Anubhuti Samiti (India)

Dilip Suthar; Sakshi Srivastava

Anubhuti Samiti aims to provide children in India with access to quality education, thus empowering them to become empathetic and action-oriented citizens of India. Its fellowship model serves to bridge existing gaps in India‚Äôs education system by engaging talented youths to work at the grassroots-level. In the long run, it hopes to nurture change-makers and reformers who will drive systemic change towards educational equity in India. 

China House (China)

Huang Hongxiang; Wu Haiying 
 

China House hopes to cultivate a sense of global citizenship among Chinese youths by helping them to learn about and engage in global sustainable development. It works with non-governmental organisations around the world to develop youth learning programmes on, among others, conservation, gender equality, quality education and culture preservation.  

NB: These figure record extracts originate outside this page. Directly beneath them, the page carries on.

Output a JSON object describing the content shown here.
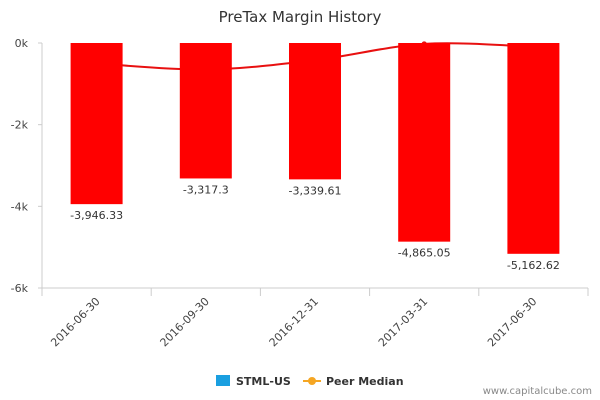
{
  "chart_data": {
    "type": "bar",
    "title": "PreTax Margin History",
    "categories": [
      "2016-06-30",
      "2016-09-30",
      "2016-12-31",
      "2017-03-31",
      "2017-06-30"
    ],
    "series": [
      {
        "name": "STML-US",
        "type": "bar",
        "color": "#ff0000",
        "values": [
          -3946.33,
          -3317.3,
          -3339.61,
          -4865.05,
          -5162.62
        ],
        "data_labels": [
          "-3,946.33",
          "-3,317.3",
          "-3,339.61",
          "-4,865.05",
          "-5,162.62"
        ]
      },
      {
        "name": "Peer Median",
        "type": "line",
        "color": "#e81010",
        "values": [
          -500,
          -650,
          -420,
          -20,
          -90
        ]
      }
    ],
    "ylim": [
      -6000,
      0
    ],
    "yticks": [
      0,
      -2000,
      -4000,
      -6000
    ],
    "ytick_labels": [
      "0k",
      "-2k",
      "-4k",
      "-6k"
    ],
    "legend": {
      "position": "bottom",
      "items": [
        {
          "label": "STML-US",
          "color": "#1a9fe0",
          "marker": "square"
        },
        {
          "label": "Peer Median",
          "color": "#f5a623",
          "marker": "line-dot"
        }
      ]
    },
    "grid": false
  },
  "credit": "www.capitalcube.com"
}
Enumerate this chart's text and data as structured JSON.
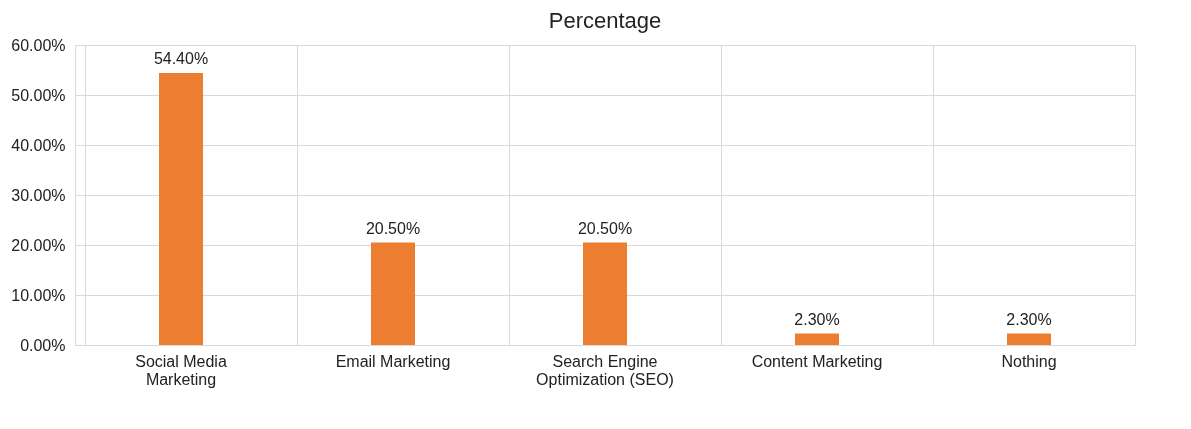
{
  "chart_data": {
    "type": "bar",
    "title": "Percentage",
    "categories": [
      "Social Media Marketing",
      "Email Marketing",
      "Search Engine Optimization (SEO)",
      "Content Marketing",
      "Nothing"
    ],
    "values": [
      54.4,
      20.5,
      20.5,
      2.3,
      2.3
    ],
    "color": "#ed7d31",
    "value_labels": [
      "54.40%",
      "20.50%",
      "20.50%",
      "2.30%",
      "2.30%"
    ],
    "ylim": [
      0,
      60
    ],
    "yticks": [
      {
        "value": 0,
        "label": "0.00%"
      },
      {
        "value": 10,
        "label": "10.00%"
      },
      {
        "value": 20,
        "label": "20.00%"
      },
      {
        "value": 30,
        "label": "30.00%"
      },
      {
        "value": 40,
        "label": "40.00%"
      },
      {
        "value": 50,
        "label": "50.00%"
      },
      {
        "value": 60,
        "label": "60.00%"
      }
    ],
    "grid": true
  }
}
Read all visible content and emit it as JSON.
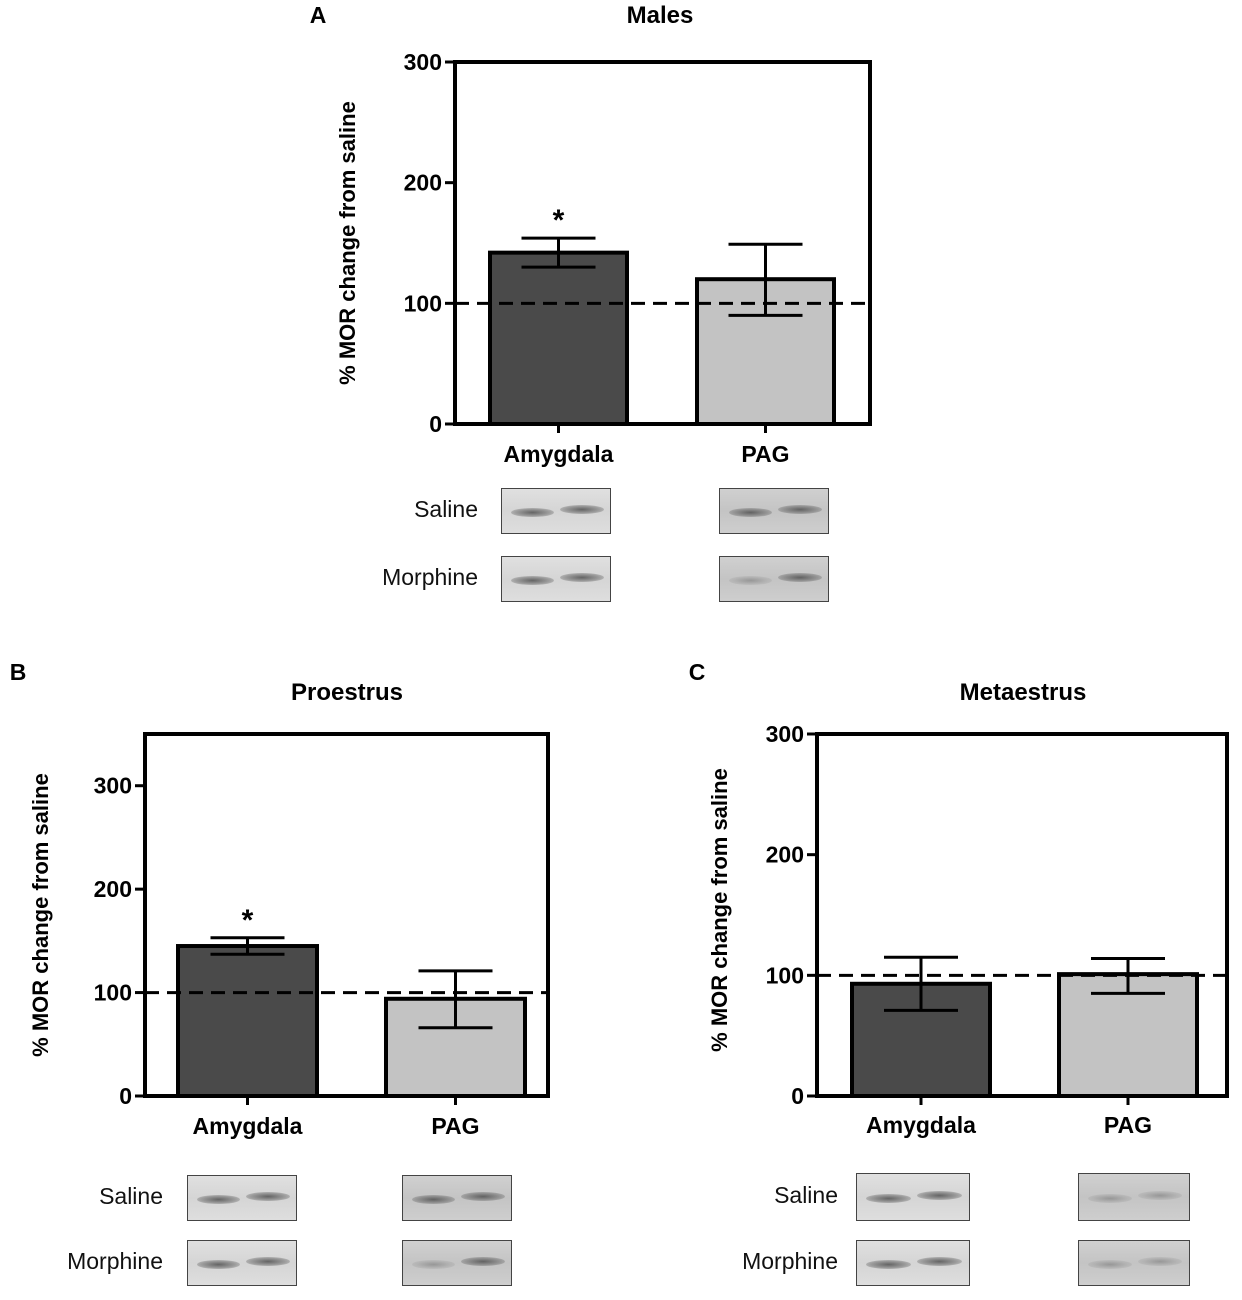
{
  "chart_data": [
    {
      "panel": "A",
      "type": "bar",
      "title": "Males",
      "ylabel": "% MOR change from saline",
      "xlabel": "",
      "categories": [
        "Amygdala",
        "PAG"
      ],
      "values": [
        142,
        120
      ],
      "error": [
        [
          130,
          154
        ],
        [
          90,
          149
        ]
      ],
      "significance": [
        "*",
        ""
      ],
      "colors": [
        "#4a4a4a",
        "#c3c3c3"
      ],
      "reference_line": 100,
      "ylim": [
        0,
        300
      ],
      "yticks": [
        0,
        100,
        200,
        300
      ],
      "grid": false,
      "blot_rows": [
        "Saline",
        "Morphine"
      ]
    },
    {
      "panel": "B",
      "type": "bar",
      "title": "Proestrus",
      "ylabel": "% MOR change from saline",
      "xlabel": "",
      "categories": [
        "Amygdala",
        "PAG"
      ],
      "values": [
        145,
        94
      ],
      "error": [
        [
          137,
          153
        ],
        [
          66,
          121
        ]
      ],
      "significance": [
        "*",
        ""
      ],
      "colors": [
        "#4a4a4a",
        "#c3c3c3"
      ],
      "reference_line": 100,
      "ylim": [
        0,
        350
      ],
      "yticks": [
        0,
        100,
        200,
        300
      ],
      "grid": false,
      "blot_rows": [
        "Saline",
        "Morphine"
      ]
    },
    {
      "panel": "C",
      "type": "bar",
      "title": "Metaestrus",
      "ylabel": "% MOR change from saline",
      "xlabel": "",
      "categories": [
        "Amygdala",
        "PAG"
      ],
      "values": [
        93,
        101
      ],
      "error": [
        [
          71,
          115
        ],
        [
          85,
          114
        ]
      ],
      "significance": [
        "",
        ""
      ],
      "colors": [
        "#4a4a4a",
        "#c3c3c3"
      ],
      "reference_line": 100,
      "ylim": [
        0,
        300
      ],
      "yticks": [
        0,
        100,
        200,
        300
      ],
      "grid": false,
      "blot_rows": [
        "Saline",
        "Morphine"
      ]
    }
  ]
}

HomePal (China, Singapore)

Chen Hong Wei; Lai Hoi Bing 

 

HomePal aims to empower seniors to age gracefully in their residential homes while providing peace of mind to their caregivers. It does this by using emerging technology to enable decentralised senior care. HomePal is currently building an Internet of Things system that can provide privacy-preserving home monitoring and safety solutions. It also collaborates with community partners to establish a network of caregivers.  

LeLao (Laos)

Manithip Vongphachanh; Liming Sengthong; Phonmany Fongsouvanh

LeLao improves the livelihood of vulnerable communities by working with them to produce affordable and sustainable fashion products that showcase the rich cultural heritage of Laos. Its products include, among others, clothing constructed from deadstock fabrics and up-cycled purses made from fabric waste.  

ReservoAir (Indonesia)

Azhar Isti Hanifah; Ilham Dhiaputra Hermawan; Sabrina Farah Salsabilla 

ReservoAir aims to enable the restoration of the natural water cycle by implementing water conservation technology. It produces permeable paving blocks with an infiltration rate that is 100 times faster than conventional paving, as well as infiltration wells and rainwater harvesting. Besides reducing flood risks, these technologies have other benefits such as groundwater recharge and providing alternative water sources. 

Rumah Briket (Indonesia)

Arfian Nuari; Mahdiyyah Ardhina; Putri Rizki Ardhina

Rumah Briket aims to reduce waste while promoting greater awareness of its problem. It works with households, such as the community of housewives, to process waste, turning it into organic charcoal briquettes and paving blocks, which are sold for income. In addition to solving the waste problem with a zero-waste solution, it also improves the economic situation of Rumah Briket’s community.